Fundada no século X, tornou-se o principal porto de escoamento do trigo polonês para a Europa Ocidental. No século XVI, estima-se que 80% de todo o trigo exportado pela Polônia passasse pelo porto de Gdansk.
Essa prosperidade deixou marcas arquitetônicas visíveis até hoje. A Rua Dlugi Targ, o coração histórico da cidade, é ladeada por fachadas coloridas e elaboradas que rivalizam com as de qualquer cidade holandesa.
Não por acaso, os comerciantes dessas regiões eram presença constante em Gdansk. O Portão Dourado, a Fonte de Netuno e a Câmara Municipal formam um conjunto barroco de rara elegância para esta cidade do norte europeu.
O âmbar
O comércio do âmbar em Gdansk é anterior à própria cidade. Povos da Idade do Bronze já negociavam a resina fossilizada nessa costa há quatro mil anos, numa rota comercial que conectava o Báltico ao Mediterrâneo: a chamada Rota do Âmbar, tão importante na Antiguidade quanto a Rota da Seda.

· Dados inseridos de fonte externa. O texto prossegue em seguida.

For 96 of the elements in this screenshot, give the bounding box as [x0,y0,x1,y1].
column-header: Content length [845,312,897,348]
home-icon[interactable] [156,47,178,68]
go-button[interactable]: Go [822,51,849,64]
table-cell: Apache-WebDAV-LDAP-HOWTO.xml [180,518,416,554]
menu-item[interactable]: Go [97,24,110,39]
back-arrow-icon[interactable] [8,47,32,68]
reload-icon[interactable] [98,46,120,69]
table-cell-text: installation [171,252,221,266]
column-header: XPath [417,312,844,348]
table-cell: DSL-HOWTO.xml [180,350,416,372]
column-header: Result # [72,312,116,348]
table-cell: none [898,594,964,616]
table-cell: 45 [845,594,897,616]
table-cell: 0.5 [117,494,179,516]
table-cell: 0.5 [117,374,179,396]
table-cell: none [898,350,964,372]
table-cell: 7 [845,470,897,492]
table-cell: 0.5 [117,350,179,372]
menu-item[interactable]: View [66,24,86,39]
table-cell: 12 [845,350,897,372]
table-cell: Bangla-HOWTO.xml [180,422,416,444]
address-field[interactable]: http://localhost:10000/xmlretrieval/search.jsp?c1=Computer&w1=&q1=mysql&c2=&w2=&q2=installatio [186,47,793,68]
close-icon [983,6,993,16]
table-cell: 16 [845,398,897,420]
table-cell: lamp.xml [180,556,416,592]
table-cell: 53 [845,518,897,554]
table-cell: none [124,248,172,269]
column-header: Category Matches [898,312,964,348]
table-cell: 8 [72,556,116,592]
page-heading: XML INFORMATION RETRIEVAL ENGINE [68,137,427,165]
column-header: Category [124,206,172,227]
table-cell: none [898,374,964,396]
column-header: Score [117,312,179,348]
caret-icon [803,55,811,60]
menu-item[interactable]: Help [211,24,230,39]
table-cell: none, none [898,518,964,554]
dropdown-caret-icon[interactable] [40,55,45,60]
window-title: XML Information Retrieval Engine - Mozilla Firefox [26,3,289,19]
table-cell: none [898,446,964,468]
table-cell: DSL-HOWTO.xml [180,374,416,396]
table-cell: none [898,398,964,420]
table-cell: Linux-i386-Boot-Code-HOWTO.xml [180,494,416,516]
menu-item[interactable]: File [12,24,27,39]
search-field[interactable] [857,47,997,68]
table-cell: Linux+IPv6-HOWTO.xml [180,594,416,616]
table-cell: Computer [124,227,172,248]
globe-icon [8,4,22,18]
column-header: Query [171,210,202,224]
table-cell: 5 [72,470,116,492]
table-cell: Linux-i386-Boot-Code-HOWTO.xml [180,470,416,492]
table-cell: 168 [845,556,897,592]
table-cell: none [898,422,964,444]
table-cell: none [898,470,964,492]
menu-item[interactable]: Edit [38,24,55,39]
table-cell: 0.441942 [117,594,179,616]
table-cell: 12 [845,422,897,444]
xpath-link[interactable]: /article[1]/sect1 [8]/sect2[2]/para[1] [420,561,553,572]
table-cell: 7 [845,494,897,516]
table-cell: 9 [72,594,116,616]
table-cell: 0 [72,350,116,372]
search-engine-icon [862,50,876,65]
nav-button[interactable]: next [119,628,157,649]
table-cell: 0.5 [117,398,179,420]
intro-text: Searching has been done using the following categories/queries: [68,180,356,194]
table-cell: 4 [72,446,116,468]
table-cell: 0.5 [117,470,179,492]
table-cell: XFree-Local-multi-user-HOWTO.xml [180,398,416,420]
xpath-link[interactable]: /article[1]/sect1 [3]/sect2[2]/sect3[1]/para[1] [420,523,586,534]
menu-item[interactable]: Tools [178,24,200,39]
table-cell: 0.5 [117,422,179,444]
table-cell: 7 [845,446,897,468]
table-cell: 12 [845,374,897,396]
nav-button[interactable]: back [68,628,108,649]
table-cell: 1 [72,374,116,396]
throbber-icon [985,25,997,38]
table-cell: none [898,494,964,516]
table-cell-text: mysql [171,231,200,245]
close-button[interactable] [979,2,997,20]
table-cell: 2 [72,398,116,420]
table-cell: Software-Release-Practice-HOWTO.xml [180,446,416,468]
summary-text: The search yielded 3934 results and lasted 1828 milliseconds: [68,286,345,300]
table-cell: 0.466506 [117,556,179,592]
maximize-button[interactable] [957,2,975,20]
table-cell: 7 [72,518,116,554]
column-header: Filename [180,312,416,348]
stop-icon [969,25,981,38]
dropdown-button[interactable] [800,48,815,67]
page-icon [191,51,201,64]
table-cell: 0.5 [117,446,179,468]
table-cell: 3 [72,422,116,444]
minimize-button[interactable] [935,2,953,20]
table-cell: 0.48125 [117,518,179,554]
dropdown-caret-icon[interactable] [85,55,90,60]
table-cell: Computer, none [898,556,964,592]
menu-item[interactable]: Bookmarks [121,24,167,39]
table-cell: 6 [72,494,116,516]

O âmbar báltico tem características únicas. Sua idade – entre 40 e 50 milhões de anos – e a composição química específica das árvores que produziram a resina resultam num material com qualidades distintas das de outros âmbares do mundo.
Frequentemente, os pedaços contêm insetos, folhas e fragmentos de plantas preservados com perfeição dentro da resina. Um mosquito aprisionado no âmbar há milhões de anos é uma janela direta para um mundo que desapareceu.
Na Rua Mariacka, a mais charmosa de Gdansk, joalheiros expõem suas peças em bancas ao ar livre: colares, brincos, anéis e esculturas em todas as tonalidades do âmbar, do amarelo-pálido ao quase vermelho. A rua inteira é dedicada ao ofício, e vale andar devagar, olhando com calma.

A Basílica de Santa Maria
No centro da cidade velha, a Basílica de Santa Maria domina o horizonte com uma presença que impressiona mesmo quem já viu muitas catedrais europeias.
Construída inteiramente em tijolo aparente entre os séculos XIV e XV, é considerada a maior igreja de tijolo do mundo, com capacidade para acomodar 25 mil pessoas. Por dentro, a escala é ainda mais impactante: naves altíssimas, vitrais, e um relógio astronômico do século XV.
O berço do Solidariedade
Em 1980, Gdansk voltou a ser o centro do mundo por razões bem diferentes do comércio medieval. Foi aqui, no Estaleiro Lenin, hoje Estaleiro de Gdansk, que um eletricista chamado Lech Walesa escalou o muro da fábrica e liderou a greve que deu origem ao sindicato Solidariedade.
Era o primeiro sindicato independente num país do bloco soviético. O movimento começou entre operários e terminou derrubando o regime. Em 1989, Walesa negociava com o governo comunista polonês a transição para a democracia.
Em 1990, foi eleito presidente da Polônia. Em 1983, havia recebido o Nobel da Paz. No portão do estaleiro, uma cruz de aço marca o lugar onde tudo começou.